Biden’s Classified Document Controversy

Bishop’s students react to news of classified documents found in President Biden’s possession


The New York Times

Following Democrats’ criticism of Trump’s possession of classified documents, classified documents were found at President Biden’s former office and his Wilmington, Delaware, home. This has sparked widespread debate over Democrats’ hypocrisy, how the Department of Justice (DOJ) should handle it, and if President Biden should face punishment.

Nuclear launch codes, CIA assassination attempts, and sensitive military operations; we all have our suspicions of what classified documents shelter. But possibly most intriguing about classified documents is not what they contain, but who possesses them. Recently, our nation has witnessed politicians possess classified documents they shouldn’t have.     

President Joe Biden and former President Donald Trump are both facing scrutiny regarding their mishandling of classified documents. In both cases, sensitive government materials were found in places where they shouldn’t have ended up.

By law, presidents and vice presidents must return government documents to the National Archives when they leave office. But on August 8, 2022 the Federal Bureau of Investigation (FBI) searched former President Trump’s house in Palm Beach, Florida, and found classified documents from his presidency.

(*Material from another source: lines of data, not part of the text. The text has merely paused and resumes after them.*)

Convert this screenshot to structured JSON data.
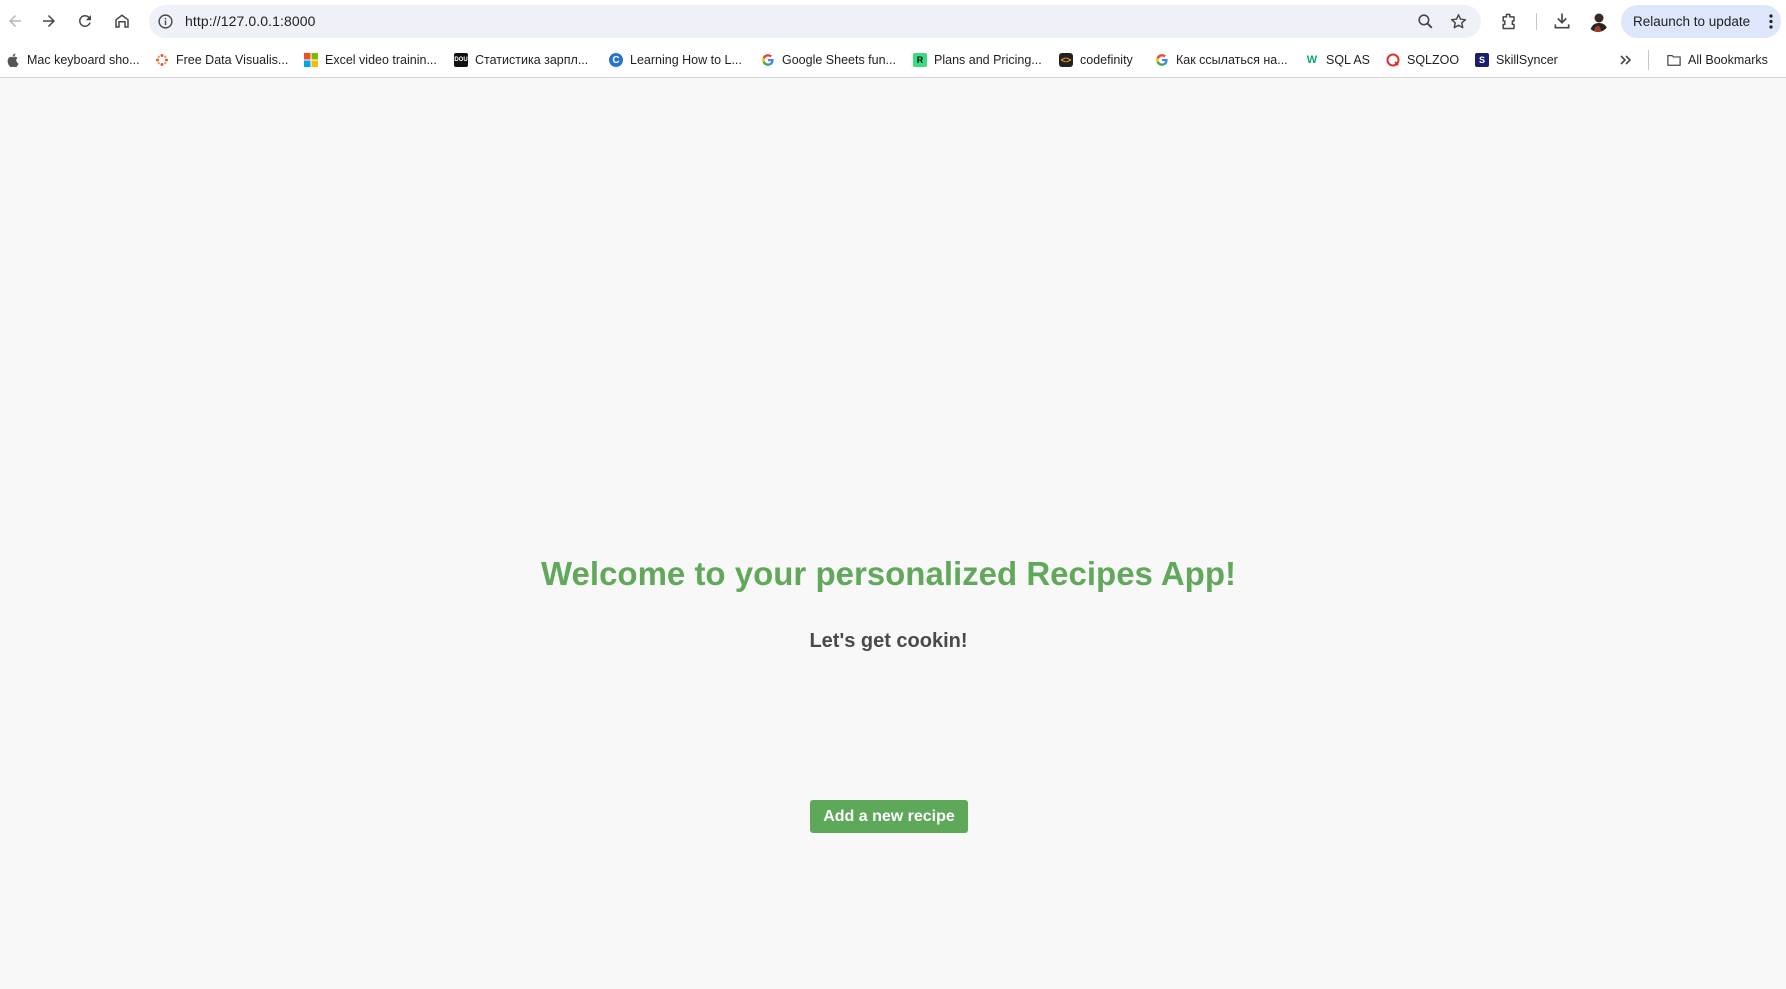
{
  "browser": {
    "url": "http://127.0.0.1:8000",
    "relaunch_label": "Relaunch to update",
    "accent_color": "#dde6fb"
  },
  "bookmarks": [
    {
      "label": "Mac keyboard sho...",
      "icon": "apple-icon"
    },
    {
      "label": "Free Data Visualis...",
      "icon": "flower-icon"
    },
    {
      "label": "Excel video trainin...",
      "icon": "microsoft-icon"
    },
    {
      "label": "Статистика зарпл...",
      "icon": "dou-icon"
    },
    {
      "label": "Learning How to L...",
      "icon": "coursera-icon"
    },
    {
      "label": "Google Sheets fun...",
      "icon": "google-icon"
    },
    {
      "label": "Plans and Pricing...",
      "icon": "rk-icon"
    },
    {
      "label": "codefinity",
      "icon": "codefinity-icon"
    },
    {
      "label": "Как ссылаться на...",
      "icon": "google-icon"
    },
    {
      "label": "SQL AS",
      "icon": "w3schools-icon"
    },
    {
      "label": "SQLZOO",
      "icon": "sqlzoo-icon"
    },
    {
      "label": "SkillSyncer",
      "icon": "skillsyncer-icon"
    }
  ],
  "all_bookmarks_label": "All Bookmarks",
  "page": {
    "title": "Welcome to your personalized Recipes App!",
    "subtitle": "Let's get cookin!",
    "add_button_label": "Add a new recipe",
    "title_color": "#62a85a",
    "button_color": "#5ea85a"
  }
}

And now, current President Joseph Biden is being investigated after classified documents from his time as Vice President under Former President Barack H. Obama were found in his possession in multiple locations, including his personal home in Wilmington, Delaware. 

A current law, the President Records Act, does give guidelines to dealing with this situation. But punishment is only laid out for non-politicians in possession of the files. Due to this, the Department of Justice (DOP) is now trying to figure out how to deal with the situation. And it does depend on the level of classification. Because of this, Trump’s case, and especially Biden’s case, pose a huge legal conundrum. 

There are many differences in the case of President Biden, and Mr. Trump. While Biden’s lawyers contacted the Department of Justice (DOP) about his possession upon finding out, and are working cooperatively with the investigation, Mr. Trump’s house had to be raided to find the documents, and he is currently under investigation for obstruction of justice. Also, while Biden had about 20 documents in his possession, Trump had over 700 pages of classified information in his home.  

Though Biden’s lawyers cannot disclose the information in the documents, or the degree of classification – that has not stopped students from forming opinions about the differences between Biden and Trump’s cases, what the next steps are, and what this means for the future of America’s trust in politicians.  

Eddie Hunter (‘25), an openly liberal student well read in bi-partisain politics, explained, “If he was not the president currently his possession of classified documents would be a problem, but he is, and it is his job to know classified information.” And Eddie’s point is accurate, the classified documents Biden had were not classified to him; they just were not supposed to leave the White House. There is an old saying: don’t take your work home – it is his work to know.  

Gerard Blake (‘24), a member of the speech and debate team whose years of experience in political topics have made him well-educated in political affairs, agreed with Eddie that he won’t get punished, saying that “Biden is still President which gives him a little leeway, a little wiggle room.” And Gerard believes this wiggle room will bar him from any punishment such as impeachment.   

And this wiggle room was similar for Trump. Although his documents were found after he had left office, he is yet to be charged with any crimes (DOJ is currently investigating him) after almost a year since the incident. Gerard connected this to the Biden case. He said, “People would not care that much about this [Biden’s situation] if the FBI had not raided Trump’s home in Mar-A-Lago before. It is making Biden and the Democrats look like hypocrites and a bit of a mess.”

Nicholas Koura (‘25) explained, “Biden having classified documents is a violation, but in the grand scheme of violations done by past presidents, [Biden’s case] pales in comparison to other unlawful actions.” And this is important to put in perspective. In the scheme of past presidents, having classified information is a low level violation, but it does worsen the trust we have with our political leaders.   

Gerard further commented on our current waning trust with Washington. He said that hiding classified documents “doesn’t look like something that would continue to happen repeatedly in a stable democracy.” And that especially now that “Biden has done it, the American people will once again realize that the government is not the most trustworthy source.” Our nation is not new to presidential secrets and scandals poisoning our trust with the government. Andrew Jackson used partisan loyalty, his spoils system, as the only requirement to hold political office; Warren Harding’s presidential decisions were influenced by his mistress blackmailing him; and Richard Nixon had his Republican allies steal classified documents from the Democratic National Committee headquarters (known as The Watergate Scandal). 

So more important than the regulations, and the exact misdemeanors the DOJ finds Biden or Trump to be under, is the rhetoric of political distrust and corruption that finds itself more prevalent and threatening than ever as of now.